Washington courts have not yet interpreted the burglary statute to determine the unit of prosecution in first degree burglary. Interpretation of a statute is a question of law that we review de novo.5 Our first task is to determine if the statute is ambiguous. It is ambiguous if it is susceptible to two or more reasonable interpretations.6 If a statute is not ambiguous, we derive its meaning from the wording of the statute itself.7 Statutory construction is not necessary.8 In this case, the statute is not ambiguous.

A person is guilty of first degree burglary if:

[W]ith intent to commit a crime against a person or property therein, he or she enters or remains unlawfully in a building and if, in entering or while in the building or in immediate flight therefrom, the actor or another participant in the crime (a) is armed with a deadly weapon, or (b) assaults any person.[9]

Thus, for each count of burglary, the defendant must have both:

(1) Unlawfully, and with intent to commit a crime against a person or property,

(a) entered a building; or

(b) remained in a building

and

*400(2) During the entry, exit, or while in the building,

(a) Been armed with a deadly weapon; or

(b) Assaulted any person; or

(c) Accompanied a participant armed with a deadly weapon; or

(d) Accompanied a participant who assaulted any person.

In this case, the State does not assert that Brooks committed two distinct acts of entering or remaining in the apartment.10 Instead, it analogizes burglary to the crime of robbery, making the number of victims the dispositive issue.
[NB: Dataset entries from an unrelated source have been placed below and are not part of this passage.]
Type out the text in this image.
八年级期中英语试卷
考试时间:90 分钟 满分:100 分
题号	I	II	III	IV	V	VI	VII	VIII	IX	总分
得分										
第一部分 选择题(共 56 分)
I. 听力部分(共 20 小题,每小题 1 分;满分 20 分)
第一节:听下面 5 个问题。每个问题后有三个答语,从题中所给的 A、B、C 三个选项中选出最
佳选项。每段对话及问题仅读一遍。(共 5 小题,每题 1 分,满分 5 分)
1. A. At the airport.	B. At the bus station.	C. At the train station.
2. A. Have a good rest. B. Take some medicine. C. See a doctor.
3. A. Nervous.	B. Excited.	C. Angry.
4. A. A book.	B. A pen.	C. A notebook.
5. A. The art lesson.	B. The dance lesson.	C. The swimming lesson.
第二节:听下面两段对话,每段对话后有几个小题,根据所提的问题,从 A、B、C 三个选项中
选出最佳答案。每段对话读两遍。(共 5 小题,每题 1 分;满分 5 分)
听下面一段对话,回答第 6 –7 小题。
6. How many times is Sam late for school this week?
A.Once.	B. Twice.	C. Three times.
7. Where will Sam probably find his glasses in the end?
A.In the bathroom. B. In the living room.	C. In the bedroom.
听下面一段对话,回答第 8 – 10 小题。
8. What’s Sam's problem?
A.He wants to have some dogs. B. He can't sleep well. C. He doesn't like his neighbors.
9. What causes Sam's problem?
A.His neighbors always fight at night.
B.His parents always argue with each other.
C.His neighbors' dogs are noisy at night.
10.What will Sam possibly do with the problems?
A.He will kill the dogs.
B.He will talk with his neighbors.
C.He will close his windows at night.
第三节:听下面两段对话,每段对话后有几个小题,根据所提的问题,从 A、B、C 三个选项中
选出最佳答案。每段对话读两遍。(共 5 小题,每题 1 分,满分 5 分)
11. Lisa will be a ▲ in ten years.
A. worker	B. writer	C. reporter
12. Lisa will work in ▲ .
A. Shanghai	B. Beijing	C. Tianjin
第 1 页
According to this view, if one breaks into a building and separately assaults 10 persons inside, 10 counts of first degree burglary have been committed. But the elements of robbery differ from burglary. In State v. Rupe,11 the Washington Supreme Court held that the crime of robbery consists of (a) the taking of personal property and (b) the use or threat to use force on an individual.12 Thus, in Rupe, the defendant twice satisfied both elements of the crime when he took money from each of two bank tellers during a bank robbery.13 In this case, Brooks did assault two victims. But it is undisputed that he committed only one act of entering the building. His acts support one conviction of first degree burglary.

Brooks raises several issues in his pro se supplemental brief involving allegations of ineffective assistance of counsel, prosecutorial misconduct, and prejudicial evidentiary rulings. Because he cites neither to authority nor to *401the record, and provides no analysis, we decline to consider them.14

Reversed in part and affirmed in part.

Gkosse and Appelwick, JJ., concur.

Reconsideration denied November 5, 2002.

Cf. State v. Davison, 56 Wn. App. 554, 555, 784 P.2d 1268 (1990).
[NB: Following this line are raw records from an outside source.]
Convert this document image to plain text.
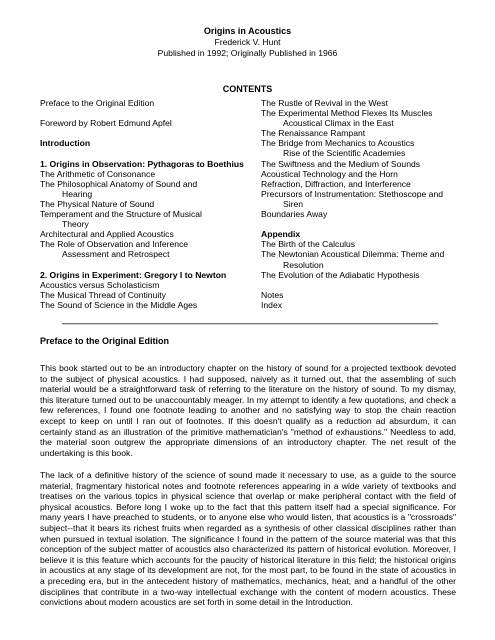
Origins in Acoustics
Frederick V. Hunt
Published in 1992; Originally Published in 1966
CONTENTS
Preface to the Original Edition
Foreword by Robert Edmund Apfel
Introduction
1. Origins in Observation: Pythagoras to Boethius
The Arithmetic of Consonance
The Philosophical Anatomy of Sound and
Hearing
The Physical Nature of Sound
Temperament and the Structure of Musical
Theory
Architectural and Applied Acoustics
The Role of Observation and Inference
Assessment and Retrospect
2. Origins in Experiment: Gregory I to Newton
Acoustics versus Scholasticism
The Musical Thread of Continuity
The Sound of Science in the Middle Ages
The Rustle of Revival in the West
The Experimental Method Flexes Its Muscles
Acoustical Climax in the East
The Renaissance Rampant
The Bridge from Mechanics to Acoustics
Rise of the Scientific Academies
The Swiftness and the Medium of Sounds
Acoustical Technology and the Horn
Refraction, Diffraction, and Interference
Precursors of Instrumentation: Stethoscope and
Siren
Boundaries Away
Appendix
The Birth of the Calculus
The Newtonian Acoustical Dilemma: Theme and
Resolution
The Evolution of the Adiabatic Hypothesis
Notes
Index
Preface to the Original Edition

This book started out to be an introductory chapter on the history of sound for a projected textbook devoted to the subject of physical acoustics. I had supposed, naively as it turned out, that the assembling of such material would be a straightforward task of referring to the literature on the history of sound. To my dismay, this literature turned out to be unaccountably meager. In my attempt to identify a few quotations, and check a few references, I found one footnote leading to another and no satisfying way to stop the chain reaction except to keep on until I ran out of footnotes. If this doesn't qualify as a reduction ad absurdum, it can certainly stand as an illustration of the primitive mathematician's "method of exhaustions." Needless to add, the material soon outgrew the appropriate dimensions of an introductory chapter. The net result of the undertaking is this book.

The lack of a definitive history of the science of sound made it necessary to use, as a guide to the source material, fragmentary historical notes and footnote references appearing in a wide variety of textbooks and treatises on the various topics in physical science that overlap or make peripheral contact with the field of physical acoustics. Before long I woke up to the fact that this pattern itself had a special significance. For many years I have preached to students, or to anyone else who would listen, that acoustics is a "crossroads" subject--that it bears its richest fruits when regarded as a synthesis of other classical disciplines rather than when pursued in textual isolation. The significance I found in the pattern of the source material was that this conception of the subject matter of acoustics also characterized its pattern of historical evolution. Moreover, I believe it is this feature which accounts for the paucity of historical literature in this field; the historical origins in acoustics at any stage of its development are not, for the most part, to be found in the state of acoustics in a preceding era, but in the antecedent history of mathematics, mechanics, heat, and a handful of the other disciplines that contribute in a two-way intellectual exchange with the content of modern acoustics. These convictions about modern acoustics are set forth in some detail in the Introduction.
In re Pers. Restraint of Sarausad, 109 Wn. App. 824, 852, 39 P.3d 308 (2001) (six shots fired into crowd constituted separate acts for which defendant could be charged and convicted).
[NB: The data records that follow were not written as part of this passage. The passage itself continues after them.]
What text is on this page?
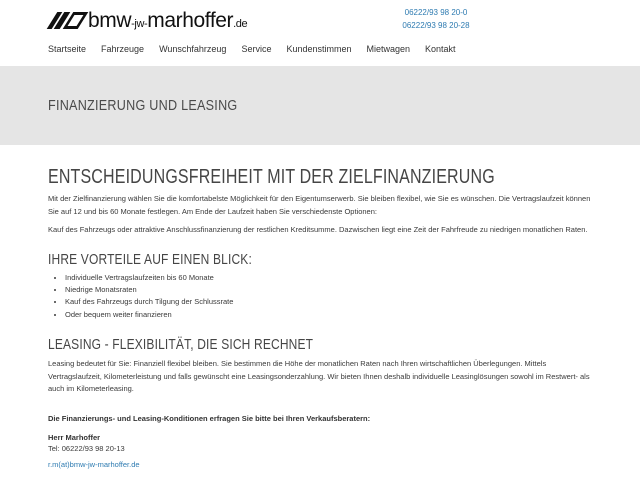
bmw-jw-marhoffer.de
06222/93 98 20-0
06222/93 98 20-28
Startseite Fahrzeuge Wunschfahrzeug Service Kundenstimmen Mietwagen Kontakt
FINANZIERUNG UND LEASING
ENTSCHEIDUNGSFREIHEIT MIT DER ZIELFINANZIERUNG

Mit der Zielfinanzierung wählen Sie die komfortabelste Möglichkeit für den Eigentumserwerb. Sie bleiben flexibel, wie Sie es wünschen. Die Vertragslaufzeit können Sie auf 12 und bis 60 Monate festlegen. Am Ende der Laufzeit haben Sie verschiedenste Optionen:

Kauf des Fahrzeugs oder attraktive Anschlussfinanzierung der restlichen Kreditsumme. Dazwischen liegt eine Zeit der Fahrfreude zu niedrigen monatlichen Raten.

IHRE VORTEILE AUF EINEN BLICK:
• Individuelle Vertragslaufzeiten bis 60 Monate
• Niedrige Monatsraten
• Kauf des Fahrzeugs durch Tilgung der Schlussrate
• Oder bequem weiter finanzieren
LEASING - FLEXIBILITÄT, DIE SICH RECHNET

Leasing bedeutet für Sie: Finanziell flexibel bleiben. Sie bestimmen die Höhe der monatlichen Raten nach Ihren wirtschaftlichen Überlegungen. Mittels Vertragslaufzeit, Kilometerleistung und falls gewünscht eine Leasingsonderzahlung. Wir bieten Ihnen deshalb individuelle Leasinglösungen sowohl im Restwert- als auch im Kilometerleasing.

Die Finanzierungs- und Leasing-Konditionen erfragen Sie bitte bei Ihren Verkaufsberatern:
Herr Marhoffer
Tel: 06222/93 98 20-13
r.m(at)bmw-jw-marhoffer.de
State v. Adel, 136 Wn.2d 629, 634, 965 P.2d 1072 (1998); In re Pers. Restraint of Davis, 142 Wn.2d 165, 171, 12 P.3d 603 (2000).

Adel, 136 Wn.2d at 634.

State v. Bright, 129 Wn.2d 257, 265, 916 P.2d 922 (1996).

State v. Tili, 139 Wn.2d 107, 115, 985 P.2d 365 (1999).

Tili, 139 Wn.2d at 115.

Tili, 139 Wn.2d at 115.

RCW 9A.52.020(1).

The parties agree that Brooks continued to be in the bounded area of the residence when he fell onto the patio before returning inside the apartment.

101 Wn.2d 664, 683 P.2d 571 (1984).

Rupe, 101 Wn.2d at 693. See also State v. Larkin, 70 Wn. App. 349, 351, 357, 853 P.2d 451 (1993) (convictions on two counts of robbery affirmed where the defendant forced his way into a residence and took property belonging to two separate individuals).

Rupe, 101 Wn.2d at 693.

RAP 10.3, 10.4; State v. Berrysmith, 87 Wn. App. 268, 279, 944 P.2d 397 (1997), review denied, 134 Wn.2d 1008 (1998) (appellate court need not reach pro se argument that is unsupported by authority); State v. Marintorres, 93 Wn. App. 442, 452, 969 P.2d 501 (1999) (conclusory pro se supplemental brief that identified no specific legal issues not considered).